Against the odds, Melinda Dawson and others discovered second and third cousins through Ancestry.com’s testing.
But Kriste Hughes’s DNA match hit on a first cousin, a woman named Jackie Flowers, which is even more rare. To add to her shock, when Hughes spoke to her cousin on the phone, the cousin revealed that two of her aunts had given birth at the Hicks clinic and that one of them could be Hughes’ birth mother. Only one of them was still alive. Hughes learned that one of the women, also had a son named Roger Tipton, 52, who could potentially be Hughes’ biological brother. He agreed to take a DNA test.
Within another few weeks, Hughes, whose adoptive father has supported her throughout this journey, received the news that her life’s mystery had been solved. Her DNA matched with Roger, which opened up a whole new level of connection to her biological family -- a family who she never even knew existed.
The best part was the woman who turned out to be her biological mother was still alive.
“I know this is real, but I’m still kind of in shock,” Hughes said. “There’s a part of me in my heart doesn’t want to get too invested.”
But Hughes was eager to re-connect, so “Nightline” brought her to rural Georgia to meet her biological family.

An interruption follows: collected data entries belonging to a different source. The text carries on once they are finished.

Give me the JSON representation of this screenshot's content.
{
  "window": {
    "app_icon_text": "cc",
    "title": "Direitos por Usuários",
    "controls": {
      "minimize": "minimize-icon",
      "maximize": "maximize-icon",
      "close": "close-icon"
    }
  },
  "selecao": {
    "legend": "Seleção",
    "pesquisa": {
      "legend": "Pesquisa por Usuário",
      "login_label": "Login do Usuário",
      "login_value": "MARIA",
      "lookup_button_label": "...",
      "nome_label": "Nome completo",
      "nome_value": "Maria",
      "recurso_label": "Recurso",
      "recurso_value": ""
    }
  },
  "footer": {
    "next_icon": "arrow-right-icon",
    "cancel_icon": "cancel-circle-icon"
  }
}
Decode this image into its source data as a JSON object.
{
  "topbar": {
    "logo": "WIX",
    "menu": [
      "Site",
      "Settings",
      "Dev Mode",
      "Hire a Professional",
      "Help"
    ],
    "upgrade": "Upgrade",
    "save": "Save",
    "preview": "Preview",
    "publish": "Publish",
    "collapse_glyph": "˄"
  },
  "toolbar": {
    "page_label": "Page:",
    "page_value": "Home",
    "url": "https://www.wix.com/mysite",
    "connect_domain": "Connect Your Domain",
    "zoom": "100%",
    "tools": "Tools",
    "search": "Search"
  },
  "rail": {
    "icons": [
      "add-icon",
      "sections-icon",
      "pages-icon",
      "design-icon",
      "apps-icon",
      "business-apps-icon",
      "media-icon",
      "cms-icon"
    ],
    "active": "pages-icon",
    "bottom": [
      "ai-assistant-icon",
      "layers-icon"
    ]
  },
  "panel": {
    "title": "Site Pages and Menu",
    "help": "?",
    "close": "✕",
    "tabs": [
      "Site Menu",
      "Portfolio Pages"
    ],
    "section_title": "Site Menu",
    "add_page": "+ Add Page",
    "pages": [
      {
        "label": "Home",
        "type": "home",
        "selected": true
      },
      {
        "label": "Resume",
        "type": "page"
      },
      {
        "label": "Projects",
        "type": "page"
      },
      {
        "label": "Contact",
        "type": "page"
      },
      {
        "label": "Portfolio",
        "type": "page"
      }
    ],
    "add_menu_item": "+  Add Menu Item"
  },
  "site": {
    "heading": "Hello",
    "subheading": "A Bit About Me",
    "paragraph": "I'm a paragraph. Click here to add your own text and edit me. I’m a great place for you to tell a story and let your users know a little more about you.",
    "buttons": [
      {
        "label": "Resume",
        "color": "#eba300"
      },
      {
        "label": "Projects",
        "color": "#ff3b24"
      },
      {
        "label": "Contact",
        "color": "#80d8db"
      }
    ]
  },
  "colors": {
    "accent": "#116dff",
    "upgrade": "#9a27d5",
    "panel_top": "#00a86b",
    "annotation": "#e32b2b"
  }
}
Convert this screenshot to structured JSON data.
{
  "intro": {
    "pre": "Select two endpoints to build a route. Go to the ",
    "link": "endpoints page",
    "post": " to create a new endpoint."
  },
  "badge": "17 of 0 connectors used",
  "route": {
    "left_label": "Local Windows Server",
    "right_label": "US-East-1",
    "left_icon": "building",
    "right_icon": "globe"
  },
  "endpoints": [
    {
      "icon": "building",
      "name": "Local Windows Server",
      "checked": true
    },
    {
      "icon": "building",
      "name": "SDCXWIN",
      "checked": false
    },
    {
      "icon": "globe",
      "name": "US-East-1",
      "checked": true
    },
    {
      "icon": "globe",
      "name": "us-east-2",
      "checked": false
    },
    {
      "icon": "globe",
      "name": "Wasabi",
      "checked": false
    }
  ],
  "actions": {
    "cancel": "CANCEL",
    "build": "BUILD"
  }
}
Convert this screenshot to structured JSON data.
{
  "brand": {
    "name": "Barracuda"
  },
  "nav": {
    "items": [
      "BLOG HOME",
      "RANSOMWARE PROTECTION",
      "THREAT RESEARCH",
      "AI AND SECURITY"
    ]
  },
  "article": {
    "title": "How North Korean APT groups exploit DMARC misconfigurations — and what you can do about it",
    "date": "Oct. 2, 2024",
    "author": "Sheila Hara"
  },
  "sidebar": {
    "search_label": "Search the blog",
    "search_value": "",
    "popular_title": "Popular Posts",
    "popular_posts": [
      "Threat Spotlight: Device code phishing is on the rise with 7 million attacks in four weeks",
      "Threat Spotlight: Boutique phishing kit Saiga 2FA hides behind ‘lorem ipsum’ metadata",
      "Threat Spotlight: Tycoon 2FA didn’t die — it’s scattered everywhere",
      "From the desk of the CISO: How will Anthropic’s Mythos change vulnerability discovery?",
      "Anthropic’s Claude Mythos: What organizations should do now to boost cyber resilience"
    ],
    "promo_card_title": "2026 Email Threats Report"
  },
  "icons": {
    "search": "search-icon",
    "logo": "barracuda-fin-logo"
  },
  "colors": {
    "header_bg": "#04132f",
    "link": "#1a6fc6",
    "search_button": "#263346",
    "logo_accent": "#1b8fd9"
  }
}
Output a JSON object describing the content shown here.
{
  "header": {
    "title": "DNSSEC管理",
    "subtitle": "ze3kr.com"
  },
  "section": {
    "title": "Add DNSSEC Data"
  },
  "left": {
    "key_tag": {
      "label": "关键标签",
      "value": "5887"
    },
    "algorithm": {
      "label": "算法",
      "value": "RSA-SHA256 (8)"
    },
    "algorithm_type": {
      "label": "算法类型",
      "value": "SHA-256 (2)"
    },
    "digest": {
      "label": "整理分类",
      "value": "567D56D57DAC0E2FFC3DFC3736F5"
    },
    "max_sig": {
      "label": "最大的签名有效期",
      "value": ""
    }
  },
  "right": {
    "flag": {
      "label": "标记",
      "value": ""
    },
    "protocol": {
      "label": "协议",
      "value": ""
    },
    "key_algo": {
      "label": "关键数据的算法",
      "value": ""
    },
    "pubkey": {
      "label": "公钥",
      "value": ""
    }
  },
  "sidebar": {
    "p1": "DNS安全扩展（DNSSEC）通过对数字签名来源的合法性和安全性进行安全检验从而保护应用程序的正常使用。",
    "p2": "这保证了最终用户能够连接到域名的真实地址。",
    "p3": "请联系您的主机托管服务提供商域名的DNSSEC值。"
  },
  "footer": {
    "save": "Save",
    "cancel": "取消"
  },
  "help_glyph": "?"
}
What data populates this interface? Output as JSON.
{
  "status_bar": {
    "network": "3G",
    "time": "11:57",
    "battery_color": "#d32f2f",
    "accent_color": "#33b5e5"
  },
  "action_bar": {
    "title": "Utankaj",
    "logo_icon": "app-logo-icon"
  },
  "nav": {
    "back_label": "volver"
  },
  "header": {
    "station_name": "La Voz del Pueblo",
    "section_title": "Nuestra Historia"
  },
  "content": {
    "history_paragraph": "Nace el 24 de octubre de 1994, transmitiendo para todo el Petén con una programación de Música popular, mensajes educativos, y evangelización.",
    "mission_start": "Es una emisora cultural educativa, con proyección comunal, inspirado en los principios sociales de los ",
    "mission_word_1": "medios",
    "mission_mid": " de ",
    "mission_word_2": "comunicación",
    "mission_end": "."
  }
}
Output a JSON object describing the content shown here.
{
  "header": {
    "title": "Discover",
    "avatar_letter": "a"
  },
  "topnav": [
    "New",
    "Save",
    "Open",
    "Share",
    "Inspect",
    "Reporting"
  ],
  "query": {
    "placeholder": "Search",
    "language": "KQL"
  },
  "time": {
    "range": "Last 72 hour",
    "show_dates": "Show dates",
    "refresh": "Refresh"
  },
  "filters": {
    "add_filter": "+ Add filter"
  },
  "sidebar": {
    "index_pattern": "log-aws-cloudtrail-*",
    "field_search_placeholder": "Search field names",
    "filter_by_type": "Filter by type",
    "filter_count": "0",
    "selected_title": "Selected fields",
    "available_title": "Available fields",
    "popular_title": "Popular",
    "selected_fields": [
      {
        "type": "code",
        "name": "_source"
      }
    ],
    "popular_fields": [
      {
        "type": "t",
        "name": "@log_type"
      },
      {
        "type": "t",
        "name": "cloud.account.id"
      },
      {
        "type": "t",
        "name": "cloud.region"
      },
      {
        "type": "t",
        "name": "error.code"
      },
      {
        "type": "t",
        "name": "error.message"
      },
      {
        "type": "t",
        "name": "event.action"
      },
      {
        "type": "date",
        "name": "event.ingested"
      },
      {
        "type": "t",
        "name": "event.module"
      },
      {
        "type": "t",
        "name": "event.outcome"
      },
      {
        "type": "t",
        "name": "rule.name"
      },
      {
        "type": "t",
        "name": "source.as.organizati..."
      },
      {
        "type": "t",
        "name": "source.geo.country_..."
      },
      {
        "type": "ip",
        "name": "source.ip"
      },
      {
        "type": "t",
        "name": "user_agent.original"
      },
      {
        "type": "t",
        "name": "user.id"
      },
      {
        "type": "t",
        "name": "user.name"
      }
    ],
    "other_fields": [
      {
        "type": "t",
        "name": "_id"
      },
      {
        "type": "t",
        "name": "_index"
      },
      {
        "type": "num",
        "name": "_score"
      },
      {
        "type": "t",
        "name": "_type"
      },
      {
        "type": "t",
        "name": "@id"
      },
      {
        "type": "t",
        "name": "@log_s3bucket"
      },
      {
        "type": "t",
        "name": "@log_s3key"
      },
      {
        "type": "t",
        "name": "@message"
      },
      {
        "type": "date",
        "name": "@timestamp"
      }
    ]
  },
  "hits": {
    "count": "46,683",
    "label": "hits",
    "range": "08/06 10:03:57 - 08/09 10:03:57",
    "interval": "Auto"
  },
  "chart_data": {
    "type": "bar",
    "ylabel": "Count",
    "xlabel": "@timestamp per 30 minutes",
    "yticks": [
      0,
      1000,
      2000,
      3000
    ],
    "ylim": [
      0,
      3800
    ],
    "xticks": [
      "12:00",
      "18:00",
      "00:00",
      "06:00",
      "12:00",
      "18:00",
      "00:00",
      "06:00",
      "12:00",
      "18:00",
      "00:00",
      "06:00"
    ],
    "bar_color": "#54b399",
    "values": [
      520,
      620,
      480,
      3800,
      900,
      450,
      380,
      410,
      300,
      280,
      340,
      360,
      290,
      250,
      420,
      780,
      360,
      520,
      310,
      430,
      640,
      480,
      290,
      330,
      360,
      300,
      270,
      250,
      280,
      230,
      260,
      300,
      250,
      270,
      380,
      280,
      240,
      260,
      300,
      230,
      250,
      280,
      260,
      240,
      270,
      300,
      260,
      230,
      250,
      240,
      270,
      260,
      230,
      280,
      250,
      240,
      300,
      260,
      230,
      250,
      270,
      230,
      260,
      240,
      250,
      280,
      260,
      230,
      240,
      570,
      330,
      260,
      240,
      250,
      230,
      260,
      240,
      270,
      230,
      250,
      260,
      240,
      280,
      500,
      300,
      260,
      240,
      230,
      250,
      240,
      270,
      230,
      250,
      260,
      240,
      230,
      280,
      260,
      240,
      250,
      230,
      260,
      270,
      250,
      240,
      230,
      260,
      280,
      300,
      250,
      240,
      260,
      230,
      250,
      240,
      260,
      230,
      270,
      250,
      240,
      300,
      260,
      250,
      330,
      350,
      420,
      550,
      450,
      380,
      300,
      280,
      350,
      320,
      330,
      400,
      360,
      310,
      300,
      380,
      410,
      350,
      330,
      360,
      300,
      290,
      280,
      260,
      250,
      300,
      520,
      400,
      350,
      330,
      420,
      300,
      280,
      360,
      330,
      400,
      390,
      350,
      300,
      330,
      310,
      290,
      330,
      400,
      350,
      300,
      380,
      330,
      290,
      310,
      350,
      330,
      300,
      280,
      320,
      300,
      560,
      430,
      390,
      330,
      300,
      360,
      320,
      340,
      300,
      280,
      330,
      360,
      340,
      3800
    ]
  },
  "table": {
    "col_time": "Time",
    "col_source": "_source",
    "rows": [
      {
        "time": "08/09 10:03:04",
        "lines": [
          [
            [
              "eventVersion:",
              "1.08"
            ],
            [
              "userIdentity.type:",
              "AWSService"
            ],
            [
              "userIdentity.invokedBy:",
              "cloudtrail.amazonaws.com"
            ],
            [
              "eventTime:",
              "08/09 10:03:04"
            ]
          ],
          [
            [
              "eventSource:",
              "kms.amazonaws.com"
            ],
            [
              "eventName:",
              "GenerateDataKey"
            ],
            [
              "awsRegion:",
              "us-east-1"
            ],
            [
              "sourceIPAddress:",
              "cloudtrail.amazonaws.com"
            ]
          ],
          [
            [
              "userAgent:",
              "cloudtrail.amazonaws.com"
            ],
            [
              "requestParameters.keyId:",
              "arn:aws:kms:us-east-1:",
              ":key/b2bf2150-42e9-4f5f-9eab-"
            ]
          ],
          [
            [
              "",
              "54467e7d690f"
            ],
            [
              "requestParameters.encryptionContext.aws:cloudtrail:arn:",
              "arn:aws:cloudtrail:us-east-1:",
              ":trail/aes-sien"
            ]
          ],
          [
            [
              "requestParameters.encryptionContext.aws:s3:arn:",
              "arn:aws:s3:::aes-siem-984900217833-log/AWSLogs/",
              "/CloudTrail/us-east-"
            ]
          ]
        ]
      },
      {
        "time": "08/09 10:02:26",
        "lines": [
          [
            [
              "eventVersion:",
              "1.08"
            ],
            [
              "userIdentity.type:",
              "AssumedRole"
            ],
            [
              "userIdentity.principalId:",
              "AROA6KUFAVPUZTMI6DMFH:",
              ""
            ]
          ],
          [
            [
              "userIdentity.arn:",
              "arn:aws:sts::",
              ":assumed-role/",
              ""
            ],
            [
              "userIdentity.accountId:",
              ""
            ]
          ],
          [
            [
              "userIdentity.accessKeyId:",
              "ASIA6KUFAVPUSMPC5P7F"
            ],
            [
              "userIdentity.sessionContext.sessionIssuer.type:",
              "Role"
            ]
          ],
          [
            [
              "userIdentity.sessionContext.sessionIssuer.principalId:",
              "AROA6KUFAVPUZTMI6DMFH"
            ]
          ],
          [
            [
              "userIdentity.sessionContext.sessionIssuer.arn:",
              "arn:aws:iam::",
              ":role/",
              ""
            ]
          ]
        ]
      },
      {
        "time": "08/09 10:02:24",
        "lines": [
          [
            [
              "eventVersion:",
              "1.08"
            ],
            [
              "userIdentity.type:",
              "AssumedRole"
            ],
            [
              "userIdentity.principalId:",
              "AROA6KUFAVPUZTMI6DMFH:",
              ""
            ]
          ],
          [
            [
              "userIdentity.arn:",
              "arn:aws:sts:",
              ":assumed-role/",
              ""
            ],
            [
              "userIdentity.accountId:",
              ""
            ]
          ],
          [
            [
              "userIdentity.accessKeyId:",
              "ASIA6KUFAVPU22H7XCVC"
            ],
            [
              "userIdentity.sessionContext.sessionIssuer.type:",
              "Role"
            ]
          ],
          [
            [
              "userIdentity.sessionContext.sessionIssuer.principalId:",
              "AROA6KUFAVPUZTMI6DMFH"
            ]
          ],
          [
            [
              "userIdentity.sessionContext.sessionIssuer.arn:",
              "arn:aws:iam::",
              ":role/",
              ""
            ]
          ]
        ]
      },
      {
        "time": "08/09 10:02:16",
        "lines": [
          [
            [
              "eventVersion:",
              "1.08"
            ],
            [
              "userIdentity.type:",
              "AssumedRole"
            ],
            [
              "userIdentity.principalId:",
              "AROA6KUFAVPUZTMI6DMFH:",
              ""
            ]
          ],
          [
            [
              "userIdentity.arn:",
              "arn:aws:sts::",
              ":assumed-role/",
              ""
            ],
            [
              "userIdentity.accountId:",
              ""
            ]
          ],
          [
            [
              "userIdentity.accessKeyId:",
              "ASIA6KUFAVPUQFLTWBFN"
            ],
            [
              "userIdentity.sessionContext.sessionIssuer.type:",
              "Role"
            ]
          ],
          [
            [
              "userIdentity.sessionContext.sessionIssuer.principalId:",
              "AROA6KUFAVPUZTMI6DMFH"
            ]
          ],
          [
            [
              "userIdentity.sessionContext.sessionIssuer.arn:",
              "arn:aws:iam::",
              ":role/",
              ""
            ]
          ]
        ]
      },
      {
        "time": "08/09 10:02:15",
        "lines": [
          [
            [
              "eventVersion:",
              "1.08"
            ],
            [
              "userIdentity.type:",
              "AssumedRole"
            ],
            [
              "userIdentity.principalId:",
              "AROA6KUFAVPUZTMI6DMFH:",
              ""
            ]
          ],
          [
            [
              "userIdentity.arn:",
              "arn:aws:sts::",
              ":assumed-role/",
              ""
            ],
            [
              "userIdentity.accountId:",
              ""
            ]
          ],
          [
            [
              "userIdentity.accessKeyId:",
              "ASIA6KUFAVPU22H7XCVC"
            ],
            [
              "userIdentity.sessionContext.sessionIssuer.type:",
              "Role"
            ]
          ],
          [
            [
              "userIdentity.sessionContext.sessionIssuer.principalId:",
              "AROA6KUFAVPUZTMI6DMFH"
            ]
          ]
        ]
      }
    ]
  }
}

Her first stop was to meet Roger, the man she now knows is her brother.
The anxious anticipation gave way to a thrilling reunion. Brother and sister greeted each other with a bear hug and immediately recognized a family resemblance in each other's faces. They could barely catch their breaths as they started exchanging personal history. Roger and Kristie, who are one year and a half apart, had lived their entire lives without either of them knowing the other existed. Roger said he has always wanted to have a sister.
Looking back on their situation, Roger said that Dr. Hicks took “a lot of love, a lot of memories” away from them.
“I wish I had had a sister to pick on or picked on me or something,” he said. “I just don’t think [Hicks] had a right to play God and… bust up our family.”
Roger’s mother, Thelma Tipton, now 75, said she never forgot the daughter she thought she lost 51 years ago. Unlike most of the other Hicks moms who willingly gave up their babies, Thelma, who was a single mom at the time, said Hicks told her after she gave birth that Kriste was stillborn.
“[He said] she had a bad heart… and I believed it,” Tipton said.
She said Hicks even had her sign her daughter’s death certificate. One week later Hicks sold Kriste to her adoptive parents.
“He stole my daughter,” Tipton said. “He robbed me of my life… I missed out seeing [Kristie] growing up, missed out on her first tooth… her first day in school… I missed out on her wedding, I missed out on everything.”
Even with the knowledge of all that they missed, it was a bittersweet moment of triumph for the women, mother and daughter, to be finally reunited. They both celebrated their new found family and are making up for lost time.
“I’ve got both of my kids, my son-in-law, and my daughter-in-law and three of my grandkids, I’m happy,” Tipton said.